Where did I go? Where have I been? What dark hole swallowed me up? I feel like the girl who fell down the well. There I was playing happily in the safe, sunlit world and then I was falling into darkness and loneliness. Swallowed up by the night and squeezed in on all sides. I couldn't move. I couldn't breath. I couldn't see, and there was no way out. There was pain and panic. For a long while I struggled and slipped back. Then, my strength depleted, I resigned myself to live out my life in the unyielding pit. Because unlike her, no one was looking for me. No one looks for you when you fall into yourself and into a hole of depression. To everyone else you look, feel, sound the same. They don't know that you're really trapped and broken somewhere needing rescue. They don't know that you screamed for help so long you lost your voice. It's not their fault. You couldn't tell them.

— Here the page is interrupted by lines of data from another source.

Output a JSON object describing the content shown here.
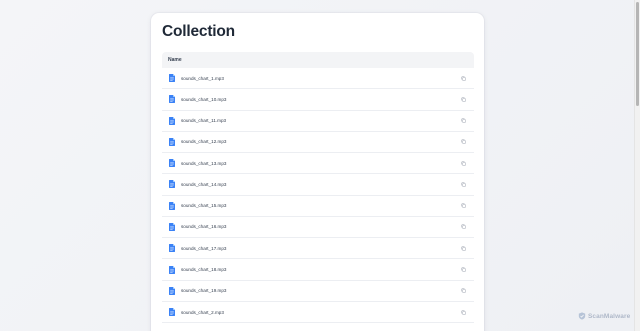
{
  "page": {
    "title": "Collection"
  },
  "table": {
    "header_name": "Name",
    "files": [
      {
        "name": "sounds_chart_1.mp3"
      },
      {
        "name": "sounds_chart_10.mp3"
      },
      {
        "name": "sounds_chart_11.mp3"
      },
      {
        "name": "sounds_chart_12.mp3"
      },
      {
        "name": "sounds_chart_13.mp3"
      },
      {
        "name": "sounds_chart_14.mp3"
      },
      {
        "name": "sounds_chart_15.mp3"
      },
      {
        "name": "sounds_chart_16.mp3"
      },
      {
        "name": "sounds_chart_17.mp3"
      },
      {
        "name": "sounds_chart_18.mp3"
      },
      {
        "name": "sounds_chart_19.mp3"
      },
      {
        "name": "sounds_chart_2.mp3"
      }
    ],
    "row_icon": "file-document-icon",
    "row_action_icon": "copy-icon"
  },
  "watermark": {
    "text": "ScanMalware"
  },
  "colors": {
    "file_icon": "#3b82f6",
    "copy_icon": "#9ca3af",
    "title": "#1f2937"
  }
}
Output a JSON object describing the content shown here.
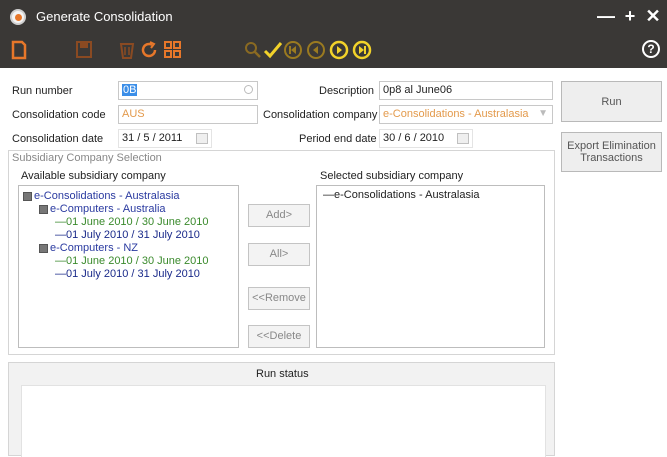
{
  "window": {
    "title": "Generate Consolidation",
    "controls": [
      "—",
      "+",
      "✕"
    ],
    "help": "?"
  },
  "form": {
    "run_number_label": "Run number",
    "run_number_value": "0B",
    "consolidation_code_label": "Consolidation code",
    "consolidation_code_value": "AUS",
    "consolidation_date_label": "Consolidation date",
    "consolidation_date_value": "31 / 5 / 2011",
    "description_label": "Description",
    "description_value": "0p8 al June06",
    "consolidation_company_label": "Consolidation company",
    "consolidation_company_value": "e-Consolidations - Australasia",
    "period_end_label": "Period end date",
    "period_end_value": "30 / 6 / 2010"
  },
  "buttons": {
    "run": "Run",
    "export_line1": "Export Elimination",
    "export_line2": "Transactions",
    "add": "Add>",
    "all": "All>",
    "remove": "<<Remove",
    "delete": "<<Delete"
  },
  "subsidiary": {
    "group_label": "Subsidiary Company Selection",
    "available_label": "Available subsidiary company",
    "selected_label": "Selected subsidiary company",
    "available_tree": [
      {
        "text": "e-Consolidations - Australasia",
        "level": 0,
        "color": "blue"
      },
      {
        "text": "e-Computers - Australia",
        "level": 1,
        "color": "blue"
      },
      {
        "text": "01 June 2010 / 30 June 2010",
        "level": 2,
        "color": "green"
      },
      {
        "text": "01 July 2010 / 31 July 2010",
        "level": 2,
        "color": "darkblue"
      },
      {
        "text": "e-Computers - NZ",
        "level": 1,
        "color": "blue"
      },
      {
        "text": "01 June 2010 / 30 June 2010",
        "level": 2,
        "color": "green"
      },
      {
        "text": "01 July 2010 / 31 July 2010",
        "level": 2,
        "color": "darkblue"
      }
    ],
    "selected_items": [
      "e-Consolidations - Australasia"
    ]
  },
  "status": {
    "label": "Run status"
  }
}
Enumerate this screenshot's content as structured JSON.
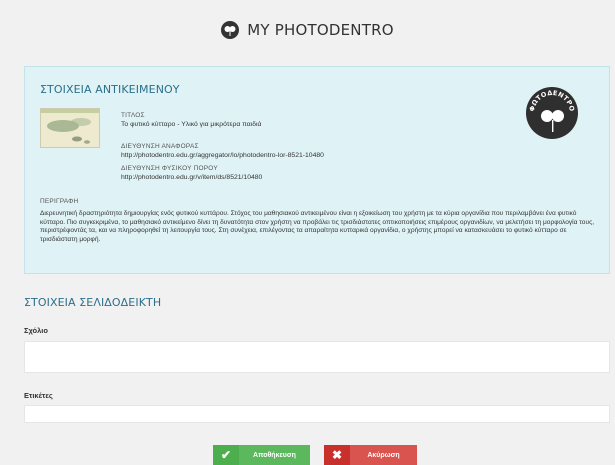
{
  "header": {
    "title": "MY PHOTODENTRO",
    "logo_icon": "photodentro-logo-icon"
  },
  "object_panel": {
    "title": "ΣΤΟΙΧΕΙΑ ΑΝΤΙΚΕΙΜΕΝΟΥ",
    "title_label": "ΤΙΤΛΟΣ",
    "title_value": "Το φυτικό κύτταρο - Υλικό για μικρότερα παιδιά",
    "ref_label": "ΔΙΕΥΘΥΝΣΗ ΑΝΑΦΟΡΑΣ",
    "ref_value": "http://photodentro.edu.gr/aggregator/lo/photodentro-lor-8521-10480",
    "phys_label": "ΔΙΕΥΘΥΝΣΗ ΦΥΣΙΚΟΥ ΠΟΡΟΥ",
    "phys_value": "http://photodentro.edu.gr/v/item/ds/8521/10480",
    "desc_label": "ΠΕΡΙΓΡΑΦΗ",
    "desc_value": "Διερευνητική δραστηριότητα δημιουργίας ενός φυτικού κυττάρου. Στόχος του μαθησιακού αντικειμένου είναι η εξοικείωση του χρήστη με τα κύρια οργανίδια που περιλαμβάνει ένα φυτικό κύτταρο. Πιο συγκεκριμένα, το μαθησιακό αντικείμενο δίνει τη δυνατότητα στον χρήστη να προβάλει τις τρισδιάστατες οπτικοποιήσεις επιμέρους οργανιδίων, να μελετήσει τη μορφολογία τους, περιστρέφοντάς τα, και να πληροφορηθεί τη λειτουργία τους. Στη συνέχεια, επιλέγοντας τα απαραίτητα κυτταρικά οργανίδια, ο χρήστης μπορεί να κατασκευάσει το φυτικό κύτταρο σε τρισδιάστατη μορφή.",
    "badge_text": "ΦΩΤΟΔΕΝΤΡΟ"
  },
  "bookmark": {
    "title": "ΣΤΟΙΧΕΙΑ ΣΕΛΙΔΟΔΕΙΚΤΗ",
    "comment_label": "Σχόλιο",
    "comment_value": "",
    "tags_label": "Ετικέτες",
    "tags_value": ""
  },
  "buttons": {
    "save_label": "Αποθήκευση",
    "cancel_label": "Ακύρωση"
  },
  "colors": {
    "panel_bg": "#dff2f5",
    "accent": "#2a6f8c",
    "save": "#5cb85c",
    "cancel": "#d9534f"
  }
}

But help was on the way. It didn't come from the tiny point of light far above me that had been my hope. It did not come how I expected it. Someone had been carefully, oh so slowly as to not cave me in, digging along side of me all along. He was prying away and removing, piece by hard packed piece, the dirt and rock that surrounded me. Suddenly He was there. It was only a small breech of my suffocating prison, but I wasn't alone. There was air. There was hope. Hope renewed my strength.
There's still work to be done. Sometimes the excavation hurts, pushing in on me tighter. Sometimes things are knocked loose and the air chokes me. I have to trust that it's for my good and not my harm. He's coming to save me. I will walk in the light and air again. I will be free.